Title: Immune Responses and Protection against Experimental Brucella suis biovar 1 Challenge in Non-vaccinated or RB51-Vaccinated Cattle

Author
item Olsen, Steven
item HENNAGER, S - Animal And Plant Health Inspection Service (APHIS)

Submitted to: Clinical and Vaccine Immunology
Publication Type: Peer Reviewed Journal
Publication Acceptance Date: 10/4/2010
Publication Date: 12/17/2010
Citation: Olsen, S.C., Hennager, S.G. 2010. Immune responses and protection against experimental Brucella suis biovar 1 challenge in non-vaccinated or B. abortus strain RB51-vaccinated cattle. Clinical and Vaccine Immunology. 17(12):1891-1895.

Interpretive Summary: Brucella suis is a bacteria that can cause disease in domestic livestock and people. National eradication programs have been ongoing for decades in an effort to eliminate this disease and protect public health. Spillover of disease from feral swine into domestic livestock causes positive diagnostic tests that cannot be differenciated from Brucella abortus infection. This interferes with regulatory efforts to keep Brucella abortus out of cattle and imperils the financial investment made to eliminate the brucellosis from cattle. In this study, cattle were vaccinated with RB51 and protection against experimental challenge with B. suis during pregnancy was evaluated. Although abortions were not noted, vaccinated and nonvaccinated cattle did not differ in protection against B. suis infection or antibody responses. This data will be of benefit to the scientists, livestock producers, and regulatory personnel in understanding the epidemiology and diagnostic responses associated with Brucella suis infection of cattle.

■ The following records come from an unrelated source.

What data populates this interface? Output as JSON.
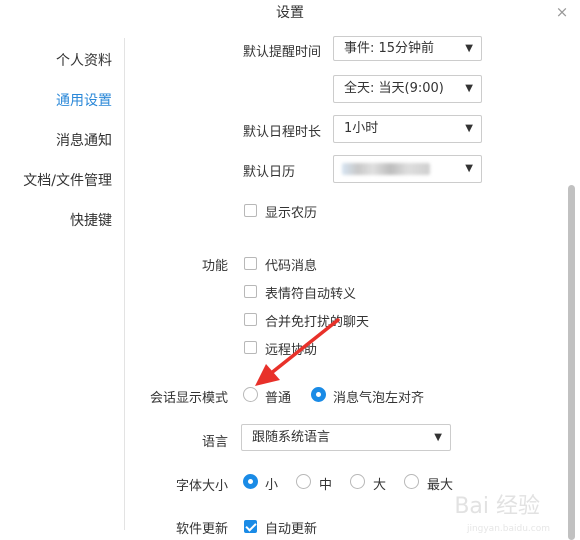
{
  "window": {
    "title": "设置",
    "close_glyph": "×"
  },
  "sidebar": {
    "items": [
      {
        "label": "个人资料",
        "active": false
      },
      {
        "label": "通用设置",
        "active": true
      },
      {
        "label": "消息通知",
        "active": false
      },
      {
        "label": "文档/文件管理",
        "active": false
      },
      {
        "label": "快捷键",
        "active": false
      }
    ]
  },
  "calendar": {
    "reminder_label": "默认提醒时间",
    "reminder_event_value": "事件: 15分钟前",
    "reminder_allday_value": "全天: 当天(9:00)",
    "duration_label": "默认日程时长",
    "duration_value": "1小时",
    "default_calendar_label": "默认日历",
    "lunar_label": "显示农历",
    "lunar_checked": false
  },
  "features": {
    "label": "功能",
    "options": [
      {
        "label": "代码消息",
        "checked": false
      },
      {
        "label": "表情符自动转义",
        "checked": false
      },
      {
        "label": "合并免打扰的聊天",
        "checked": false
      },
      {
        "label": "远程协助",
        "checked": false
      }
    ]
  },
  "chat_mode": {
    "label": "会话显示模式",
    "options": [
      {
        "label": "普通",
        "checked": false
      },
      {
        "label": "消息气泡左对齐",
        "checked": true
      }
    ]
  },
  "language": {
    "label": "语言",
    "value": "跟随系统语言"
  },
  "font_size": {
    "label": "字体大小",
    "options": [
      {
        "label": "小",
        "checked": true
      },
      {
        "label": "中",
        "checked": false
      },
      {
        "label": "大",
        "checked": false
      },
      {
        "label": "最大",
        "checked": false
      }
    ]
  },
  "update": {
    "label": "软件更新",
    "option_label": "自动更新",
    "checked": true
  },
  "icons": {
    "caret": "▼",
    "annotation": "red-arrow-icon"
  },
  "colors": {
    "accent": "#1a8be6",
    "active_nav": "#2b88d8",
    "arrow": "#e8312a"
  },
  "watermark": {
    "text": "Bai 经验",
    "sub": "jingyan.baidu.com"
  }
}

Technical Abstract: Twenty Hereford heifers, approximately 9 months of age, were vaccinated with saline (control) or 2 x 10**10 CFU of Brucella abortus strain RB51 (RB51) vaccine. Immunologic responses after inoculation demonstrated significantly greater (P<0.05) antibody and proliferative responses to RB51 antigens in cattle vaccinated with RB51 as compared to controls. Pregnant cattle received a conjunctival challenge at approximately 6 months gestation with 10**7 CFU of B. suis biovar 1 strains isolated from naturally infected cattle. The fluorescence polarization assay and the buffered acid plate agglutination test had the highest sensitivity in detecting B. suis infected cattle between 2 and 12 weeks after experimental infection. Serologic responses and lymphocyte proliferative responses to B. suis antigens did not differ between control and RB51 vaccinates after experimental infection. No abortions occurred in cattle in either treatment after challenge, although there appeared to be an increased incidence of retained placenta after parturition in both control and RB51 vaccination treatments. Our data suggests that mammary gland is a preferred site for B. suis localization in cattle. Vaccination with RB51 did not reduce B. suis infection rates in maternal or fetal tissues. Our data suggests that although B. suis is unlikely to cause abortions and fetal losses, RB51 vaccination will not protect cattle against infection after exposure.